It has now been just over two years since Gazprom assumed majority ownership of the Sakhalin II project, forcing Shell to concede its majority share whilst retaining operatorship and overall management of the development.
So what has changed since then?
Lots. Firstly, almost all the non-Shell expatriate staff have been booted, leaving the organisation looking somewhat thin on the ground especially concerning project completion and maintenance. Although to be fair, booting a whole load of expats out of Sakhalin Energy was something that should probably have happened in 2007. Secondly, terms and conditions of employment have been squeezed to the point that there is very little overtime or training, which is having a big effect on the Russians. And business class travel has been pretty much eradicated which, despite a review of the travel policy being sorely overdue, is probably not a smart move given where we live and what airports we must pass through to get here. And it must be noted that it is open to question how much of the above is being driven by Gazprom or the Shell management who have been in charge since the beginning. Ask the right people the right questions, and the fingers point to the latter.

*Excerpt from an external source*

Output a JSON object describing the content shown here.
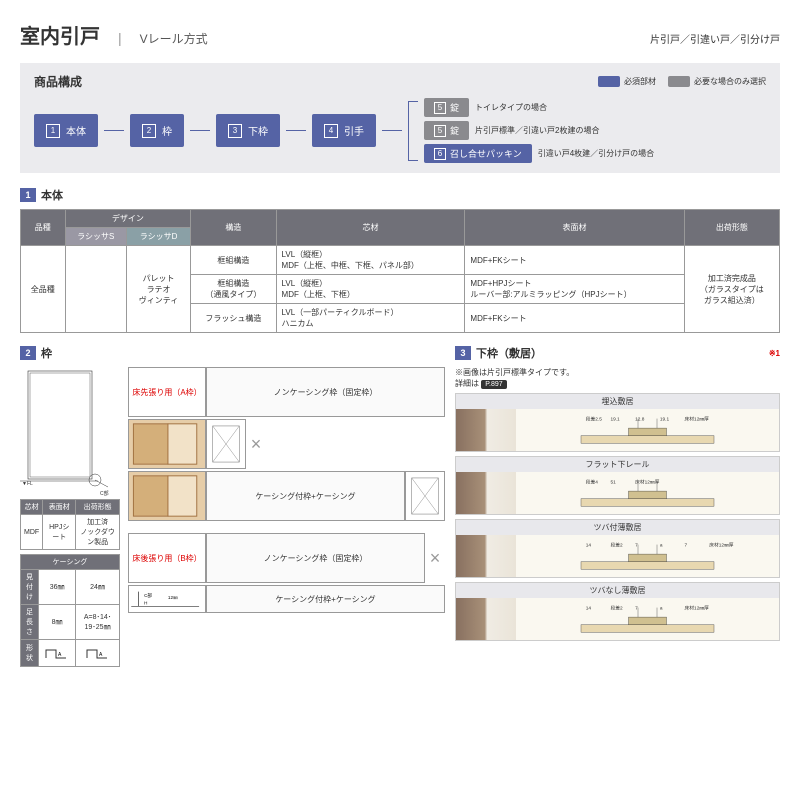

Then last month Gazprom sent no less than 80 people to carry out an audit on Sakhalin Energy, the purpose of which was not clear but was subject to volumes of speculation by Russians and expats alike. At one point, one of the senior Shell asset managers, a chap who I worked with on and off for 2 years but who never bothered to learn my name, asked one of the auditors how it was all going.
“You’re not paid to ask those sort of questions!” came the reply.
Ouch! Welcome to your new masters, gentlemen.